Mais contrairement aux informations savamment distillées par la bourgeoisie, cette situation calamiteuse n’a rien de temporaire; elle est permanente et se trouve obligatoirement amplifiée en période de crise. Cette conjoncture est le résultat d’une exigence du capitalisme: maîtriser les dépenses de santé afin d’équilibrer les comptes de la sécurité sociale. Les lois dites Bachelot de 2009 et Touraine en 2013 ont été promulguées pour tenter de satisfaire cette obligation, l’inénarrable Touraine se vantant même d’y être parvenue.

Le grand ordonnateur de cette mission, le ministère de la Santé a créé, pour chaque territoire hexagonal, les Agences Régionales de Santé (ARS). Ces structures imposent aux hôpitaux de strictes directives au niveau budgétaire et n’hésitent pas à utiliser la menace si les objectifs fixés ne sont pas réalisés.

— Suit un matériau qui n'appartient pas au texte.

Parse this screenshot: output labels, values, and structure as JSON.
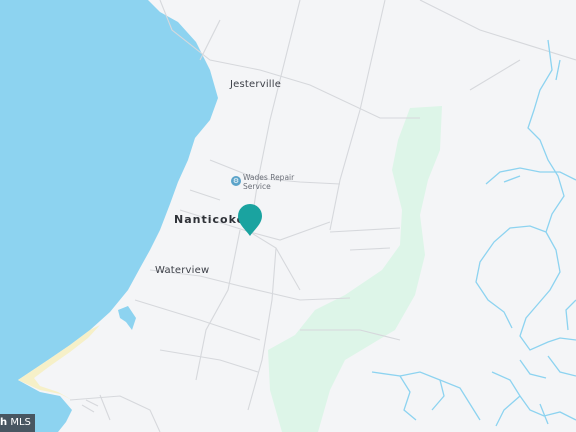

Ainsi le déficit autorisé doit souvent ne pas dépasser les 3%. Si tel n’était pas le cas, l’établissement serait sous tutelle de l’ARS qui en assurerait alors la gestion.

Il est bien sûr évident que les investissements occupent une part non négligeable dans le déséquilibre budgétaire: construction de structures nouvelles, entretien des locaux, évolution des techniques et des matériels sanitaires (scanners, IRM, etc.). Les différentes aides et subventions ne suffisent pas...

Pour satisfaire le diktat des ARS, la direction des hôpitaux est donc dans l’obligation de réaliser des amputations dans les frais de fonctionnement. Ceci est d’autant plus vrai que le déficit constaté peut être fortement accentué par certaines carences inhérentes aux décisions ministérielles.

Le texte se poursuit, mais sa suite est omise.